Il s’agit bien là de faire l’expérience personnelle d’un rapport à la vie de l’esprit, mais complètement relié à la nature et au cosmos. Ce besoin de ressourcement permanent et personnalisé dans la nature est une constante de la vie spirituelle, même laïcisée.
Le besoin de savoir
Ce besoin d’expliquer et de comprendre, de donner une intelligibilité au monde, en passant par les ressources intellectuelles disponibles dans la culture de son temps, est, sans doute, également une constante de la vie humaine. C’est, par excellence, la voie de la philosophie occidentale, notamment celle qui s’est durablement installée jusqu’au XXe siècle avec sa croyance dans la valeur de l’élaboration des grands systèmes d’interprétation. La post-modernité, avec son déconstructivisme des grandes garants métasociaux, l’a quelque peu assoupli. Mais le besoin demeure et va chercher partout où il le peut, les moyens de sa réalisation.
La science lui a depuis longtemps fourni ces moyens. Il fut un temps où la science devenue une idole du progrès, a voulu remplacer le divin et la croyance. Même chez Freud, nous rencontrons encore cet espoir. Aujourd’hui la tendance est à plus de modestie. Mais nous voyons encore trop souvent ce besoin de savoir transformé en nouvelle idole d’une rationalité morbide, dans la mesure où il se durcit en idéologie déniant toute réalité manifeste.

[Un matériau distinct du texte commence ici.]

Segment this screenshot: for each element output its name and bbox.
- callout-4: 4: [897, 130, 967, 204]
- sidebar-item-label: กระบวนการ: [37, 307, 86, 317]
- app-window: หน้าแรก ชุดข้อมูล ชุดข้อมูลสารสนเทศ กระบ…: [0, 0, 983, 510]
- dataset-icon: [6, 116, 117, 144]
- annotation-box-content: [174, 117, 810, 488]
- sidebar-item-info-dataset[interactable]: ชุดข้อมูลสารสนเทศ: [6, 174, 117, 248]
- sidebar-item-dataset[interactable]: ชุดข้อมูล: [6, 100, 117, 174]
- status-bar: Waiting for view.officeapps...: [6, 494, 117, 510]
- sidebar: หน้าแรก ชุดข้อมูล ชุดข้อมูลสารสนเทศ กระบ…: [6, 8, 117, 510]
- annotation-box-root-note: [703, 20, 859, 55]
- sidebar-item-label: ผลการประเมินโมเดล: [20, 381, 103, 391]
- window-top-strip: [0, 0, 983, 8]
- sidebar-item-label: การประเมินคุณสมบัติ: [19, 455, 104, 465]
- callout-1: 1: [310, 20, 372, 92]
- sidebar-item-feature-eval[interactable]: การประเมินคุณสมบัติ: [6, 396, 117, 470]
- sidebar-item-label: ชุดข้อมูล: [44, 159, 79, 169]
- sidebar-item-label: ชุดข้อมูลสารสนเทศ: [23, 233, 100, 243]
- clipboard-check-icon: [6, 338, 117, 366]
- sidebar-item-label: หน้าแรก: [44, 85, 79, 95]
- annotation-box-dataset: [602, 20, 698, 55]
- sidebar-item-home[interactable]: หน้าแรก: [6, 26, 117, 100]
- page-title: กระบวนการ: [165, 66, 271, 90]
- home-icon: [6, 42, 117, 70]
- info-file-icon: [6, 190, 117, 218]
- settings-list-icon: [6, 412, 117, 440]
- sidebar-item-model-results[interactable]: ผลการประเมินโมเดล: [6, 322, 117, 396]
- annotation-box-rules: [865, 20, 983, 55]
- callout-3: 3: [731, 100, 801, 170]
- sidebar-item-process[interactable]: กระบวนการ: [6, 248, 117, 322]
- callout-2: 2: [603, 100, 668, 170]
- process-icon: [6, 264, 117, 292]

Si le besoin de savoir s’approche de trop près de la religion, nous tombons dans la théologie, voire dans le scientisme le plus étroit. S’il va du côté de la sagesse, il prend volontiers les couleurs de l’interprétation généralisante d’une philosophie totale, mais souvent sans guère de rapports avec la vie concrète de la personne.
Le besoin de reconnaissance est au carrefour de ces trois besoins et en opère une sorte de perlaboration à la fois expérientielle et intellectuelle. Par ce biais, la personne demande à son entourage, à la société, de lui reconnaître le droit à la complexité et à l’inachèvement. Elle insiste sur la vie humaine comme processus et comme coconstruction de regards interprétatifs, mais sans nier la singularité de chacun, sa radicalité parfois très dérangeante pour le sens commun, fut-il charpenté par la « science ».